General Introduction
KTransformers: A high-performance Python framework designed to break through the bottleneck of large model inference. KTransformers is more than a simple model running tool, it is a set of extreme performance optimization engine and flexible interface empowerment platform. KTransformers is dedicated to improving the efficiency of large model inference from the bottom up, significantly accelerating model inference speed and lowering the hardware threshold through advanced kernel optimization, powerful parallelism strategies (multi-GPU, sparse attention) and other core technologies.
Beyond simply running models, KTransformers offers a full range of performance improvements and application scalability. Not only do you get a native Transformers-compatible interface to seamlessly migrate your existing projects, you can also easily build OpenAI- and Ollama standard RESTful API services for rapid integration into all types of applications. At the same time, we also provide out-of-the-box ChatGPT Style web interface for quick experience and testing model effects without tedious configuration.
KTransformers is designed for users who demand more performance. Whether you are a developer seeking the ultimate in reasoning speed, an engineer needing to efficiently deploy large model applications, or a user wanting to easily experience high-performance large models locally, KTransformers provides you with powerful support to help you unleash the full potential of large models to drive innovative applications.
Core strengths:
- Extreme performance: Kernel-level optimizations and parallel strategies bringAn order of magnitude improvement in reasoning speedThe
- Flexible interfaces: Providing Transformers-compliant interfaces, RESTful APIs and web interfaces.Meet the needs of different application scenariosThe
- Widely compatible: supporting multiple GPUs, multiple CPU architectures, and multiple mainstream big models.Accommodate diverse hardware and modeling optionsThe
- Ease of use goes hand in hand with customizability: existingOut-of-the-box convenienceAlso availableRich configuration options, to meet the deep optimization needs of advanced users.
Function List
- High Performance Transformers Compatible Interface : provides a fully compatible interface with the Transformers library.Migrate existing projects at zero cost and enjoy performance improvements instantly!The
- Flexible and easy-to-use RESTful API services : Following the OpenAI and Ollama standards.Rapidly Build Scalable API ServicesThe company's products are designed to be easily integrated into a variety of applications and platforms.
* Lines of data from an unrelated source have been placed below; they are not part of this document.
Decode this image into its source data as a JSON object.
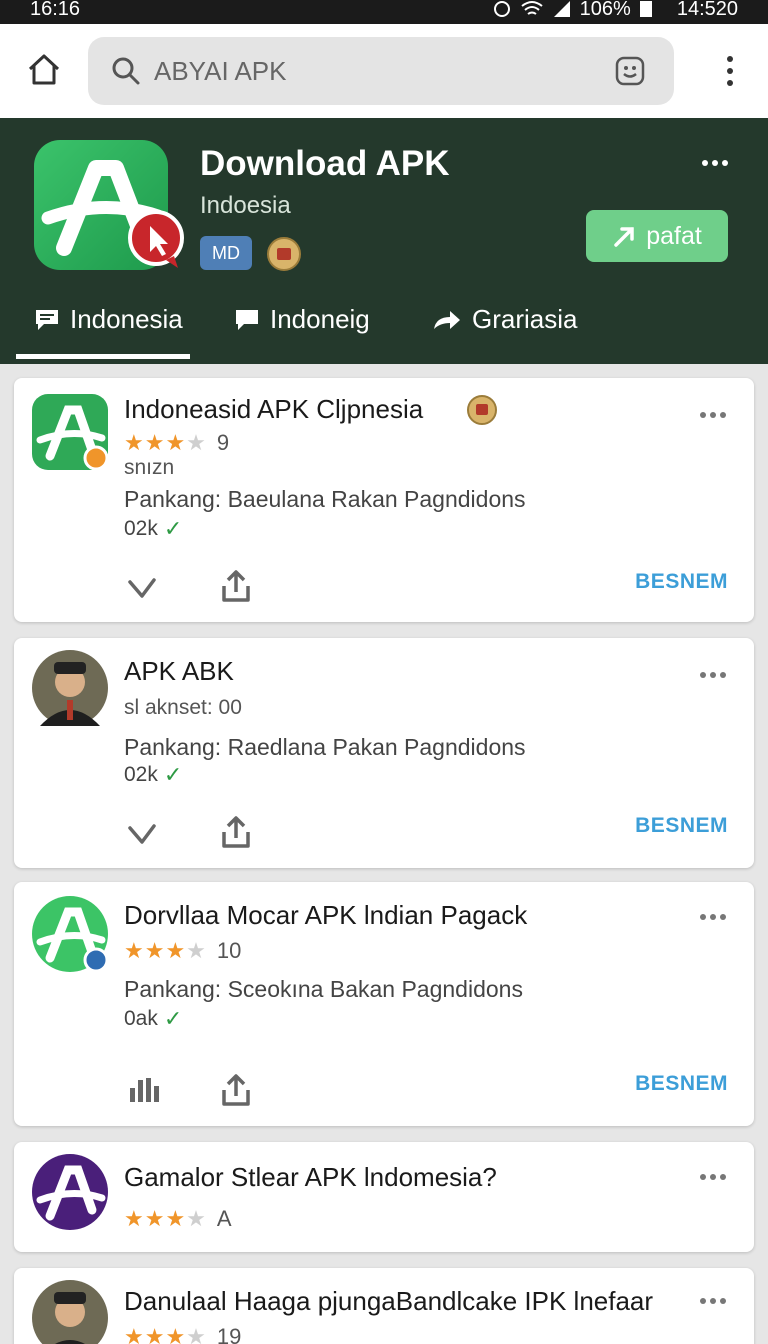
{
  "status_bar": {
    "time": "16:16",
    "battery": "106%",
    "clock_right": "14:520"
  },
  "search": {
    "placeholder": "ABYAI APK"
  },
  "header": {
    "title": "Download APK",
    "subtitle": "Indoesia",
    "badge": "MD",
    "update_label": "pafat",
    "tabs": [
      {
        "label": "Indonesia"
      },
      {
        "label": "Indoneig"
      },
      {
        "label": "Grariasia"
      }
    ]
  },
  "items": [
    {
      "title": "Indoneasid APK Cljpnesia",
      "rating_count": "9",
      "meta": "snızn",
      "description": "Pankang: Baeulana Rakan Pagndidons",
      "size": "02k",
      "install_label": "BESNEM"
    },
    {
      "title": "APK ABK",
      "meta": "sl aknset: 00",
      "description": "Pankang: Raedlana Pakan Pagndidons",
      "size": "02k",
      "install_label": "BESNEM"
    },
    {
      "title": "Dorvllaa Mocar APK lndian Pagack",
      "rating_count": "10",
      "description": "Pankang: Sceokına Bakan Pagndidons",
      "size": "0ak",
      "install_label": "BESNEM"
    },
    {
      "title": "Gamalor Stlear APK lndomesia?",
      "rating_count": "A"
    },
    {
      "title": "Danulaal Haaga pjungaBandlcake IPK lnefaar",
      "rating_count": "19"
    }
  ],
  "colors": {
    "header_bg": "#24392c",
    "accent_green": "#6fcf8a",
    "install_blue": "#3c9ed8",
    "star_orange": "#f0952a"
  }
}
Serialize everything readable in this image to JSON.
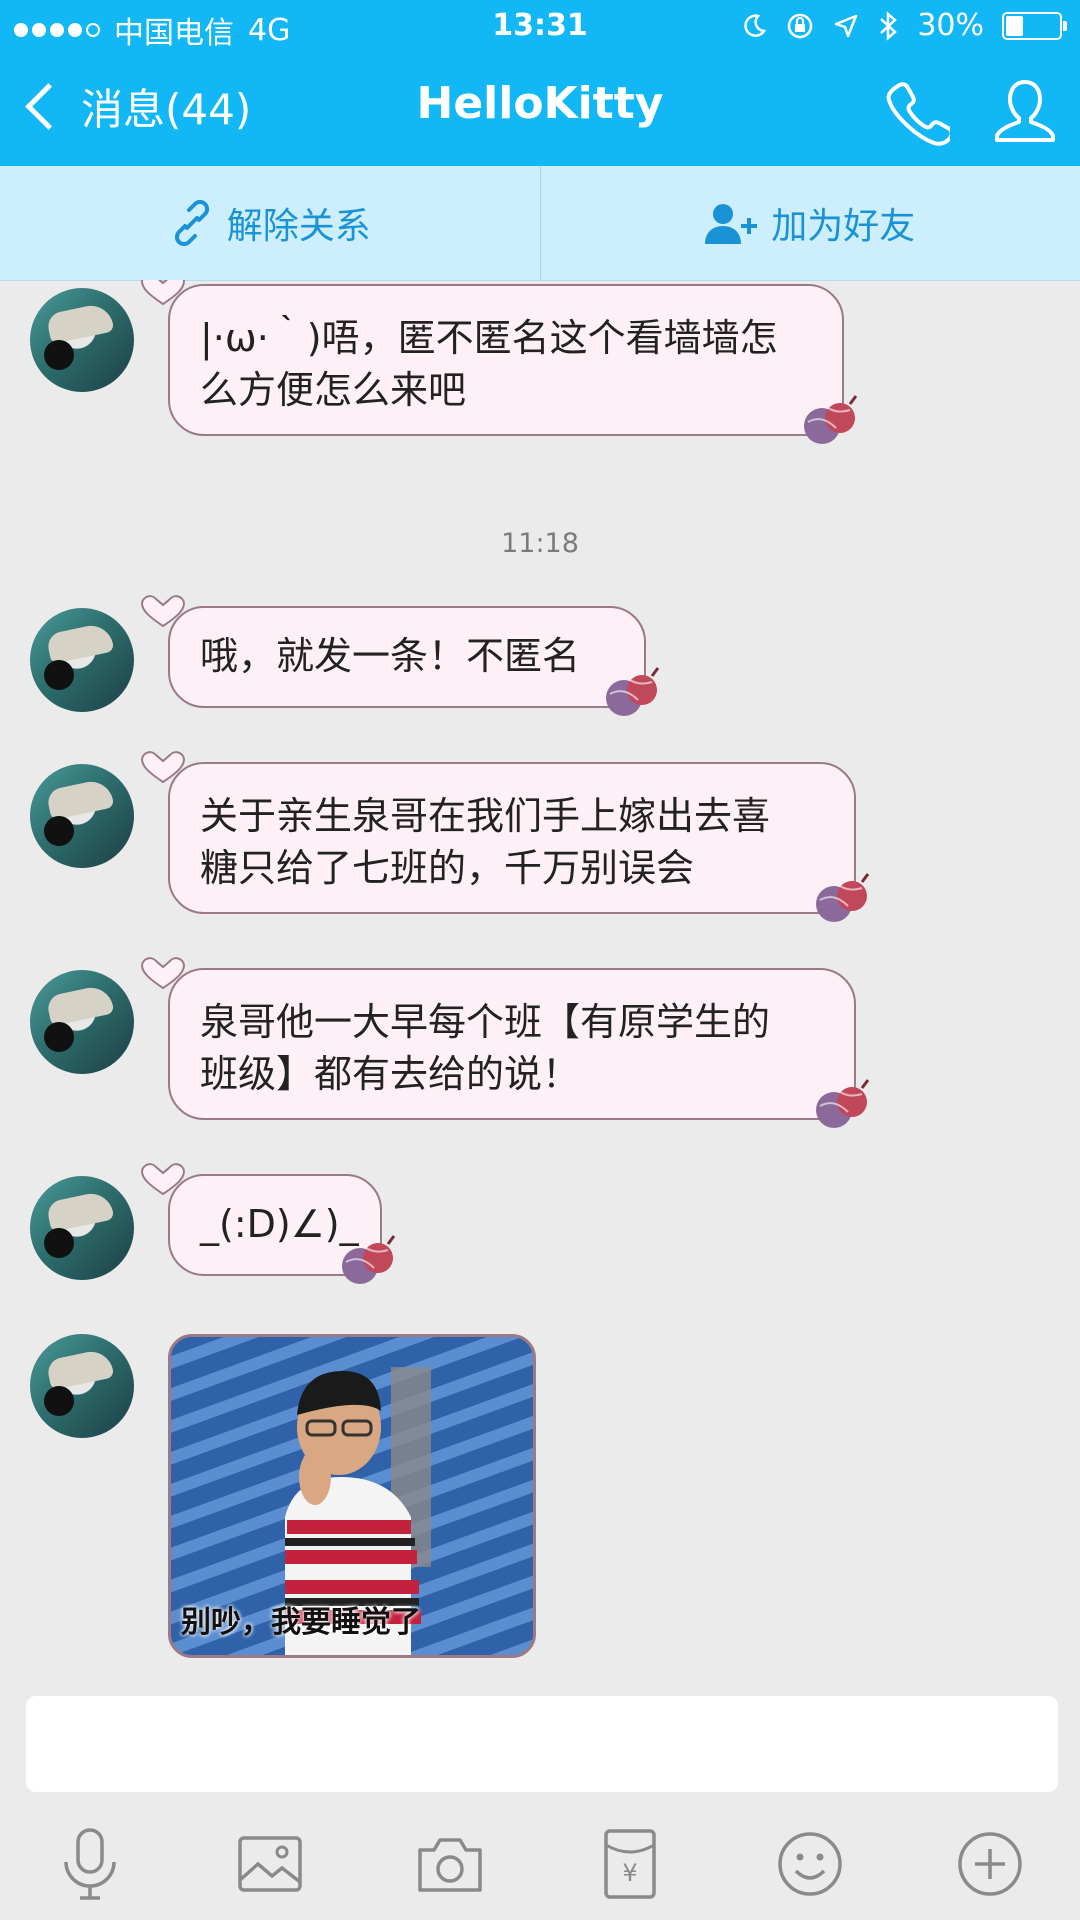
{
  "status_bar": {
    "carrier": "中国电信",
    "network": "4G",
    "time": "13:31",
    "battery": "30%",
    "battery_level": 0.3
  },
  "nav": {
    "back_label": "消息(44)",
    "title": "HelloKitty",
    "icons": [
      "phone-icon",
      "profile-icon"
    ]
  },
  "relation_bar": {
    "unlink_label": "解除关系",
    "add_friend_label": "加为好友"
  },
  "messages": [
    {
      "type": "text",
      "text": "|·ω·｀)唔，匿不匿名这个看墙墙怎\n么方便怎么来吧"
    },
    {
      "type": "timestamp",
      "text": "11:18"
    },
    {
      "type": "text",
      "text": "哦，就发一条！不匿名"
    },
    {
      "type": "text",
      "text": "关于亲生泉哥在我们手上嫁出去喜\n糖只给了七班的，千万别误会"
    },
    {
      "type": "text",
      "text": "泉哥他一大早每个班【有原学生的\n班级】都有去给的说！"
    },
    {
      "type": "text",
      "text": "_(:D)∠)_"
    },
    {
      "type": "image",
      "caption": "别吵，我要睡觉了"
    }
  ],
  "input": {
    "placeholder": "",
    "value": ""
  },
  "toolbar": [
    "mic-icon",
    "image-icon",
    "camera-icon",
    "red-packet-icon",
    "emoji-icon",
    "plus-icon"
  ],
  "colors": {
    "header": "#12b7f5",
    "relation_bar": "#cdeefc",
    "bubble": "#fdf1f7",
    "bubble_border": "#9a7a86",
    "background": "#ebebeb"
  }
}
- Out-of-the-box ChatGPT style web interface : Providing a user-friendly interactive interface.Zero-code rapid experience and test model performance, for easy demonstration and validation.
- Multi-GPU parallel computing engine :: Unleash the power of multiple GPUs, linearly improving inference speed and dramatically reducing response time.
- Deep kernel-level performance optimizations : Using advanced kernel optimization techniques.Tapping hardware potential from the bottom up, achieving a qualitative leap in model inference performance.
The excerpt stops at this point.